Капитан медицинской службы, похожий на привидение, наконец дорвавшись до табака, жадно затягивался, вертел ощупывающими чуткими пальцами пачку «Казбека».

Прочитав записку, капитан медицинской службы сказал грустно:

— Дурак сумасшедший… Это не передавай. Передай следующее: освобожусь — забегу.

Капитан Польской разглядывал Альку с откровенным пристрастием, словно он был многомудрый родитель. Алька же — сын его в переломном возрасте.

— Разыскал Митю Токарева?

— Капитана Токарева нашел. Записку передал. — Алька сел на кровать, ноги его дрожали по всей длине, словно он внес на шестой этаж большую вязанку сырых березовых дров.

— Ну и как?

— Освободится — придет.

— Я спрашиваю, каковы впечатления?

— Вы о чем? — спросил Алька с равнодушием тупицы.

Соседи-майоры старательно отводили глаза, в которых ночными кошками пряталось тревожное любопытство.

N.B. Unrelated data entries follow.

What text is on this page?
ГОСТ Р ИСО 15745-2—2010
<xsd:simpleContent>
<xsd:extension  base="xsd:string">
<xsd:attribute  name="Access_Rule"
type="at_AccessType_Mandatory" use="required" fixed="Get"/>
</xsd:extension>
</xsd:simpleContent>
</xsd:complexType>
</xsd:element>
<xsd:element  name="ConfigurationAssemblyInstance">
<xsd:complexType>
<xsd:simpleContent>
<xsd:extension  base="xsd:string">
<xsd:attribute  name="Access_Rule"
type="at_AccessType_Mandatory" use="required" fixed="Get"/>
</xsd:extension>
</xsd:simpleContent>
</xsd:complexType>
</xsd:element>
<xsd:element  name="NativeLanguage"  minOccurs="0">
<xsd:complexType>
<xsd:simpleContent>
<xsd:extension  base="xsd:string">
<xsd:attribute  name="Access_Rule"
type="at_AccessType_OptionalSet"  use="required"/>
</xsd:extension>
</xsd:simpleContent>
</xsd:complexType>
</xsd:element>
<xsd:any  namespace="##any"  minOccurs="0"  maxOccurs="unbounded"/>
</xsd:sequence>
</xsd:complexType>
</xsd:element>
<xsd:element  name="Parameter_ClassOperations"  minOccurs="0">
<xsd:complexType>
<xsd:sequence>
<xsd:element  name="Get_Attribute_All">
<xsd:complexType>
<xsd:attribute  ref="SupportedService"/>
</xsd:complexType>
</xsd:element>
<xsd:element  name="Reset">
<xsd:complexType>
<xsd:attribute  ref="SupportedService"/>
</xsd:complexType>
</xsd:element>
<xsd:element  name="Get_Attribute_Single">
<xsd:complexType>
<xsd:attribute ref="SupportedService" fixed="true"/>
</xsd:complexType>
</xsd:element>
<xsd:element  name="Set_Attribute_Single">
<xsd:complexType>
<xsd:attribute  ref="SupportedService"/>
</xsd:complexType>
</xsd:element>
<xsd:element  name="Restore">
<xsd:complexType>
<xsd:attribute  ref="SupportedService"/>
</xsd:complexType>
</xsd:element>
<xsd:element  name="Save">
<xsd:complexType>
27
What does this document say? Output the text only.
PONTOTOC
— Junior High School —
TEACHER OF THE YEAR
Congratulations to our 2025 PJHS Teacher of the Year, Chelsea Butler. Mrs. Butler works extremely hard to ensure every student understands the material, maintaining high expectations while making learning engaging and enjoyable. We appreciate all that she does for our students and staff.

Бывают в воде неспешные пузыри, они всплывают так незаметно, будто стоят на месте, — они захватили с собой частицы ила, и груз этот их отягчает. Так же не вдруг открылась Альке мысль капитана Польского. Алька оглядел всех глазами медленными и перегруженными.

— Вы меня напугать хотели, что ли? — наконец сказал он. — Я же из Ленинграда. Я же в блокаде был.

— И что, не страшно?

— В блокаде?

— В госпитале! В операционных! — крикнул капитан Польской. — Имей в виду, сейчас на фронте штиль — тишь, гладь да божья благодать.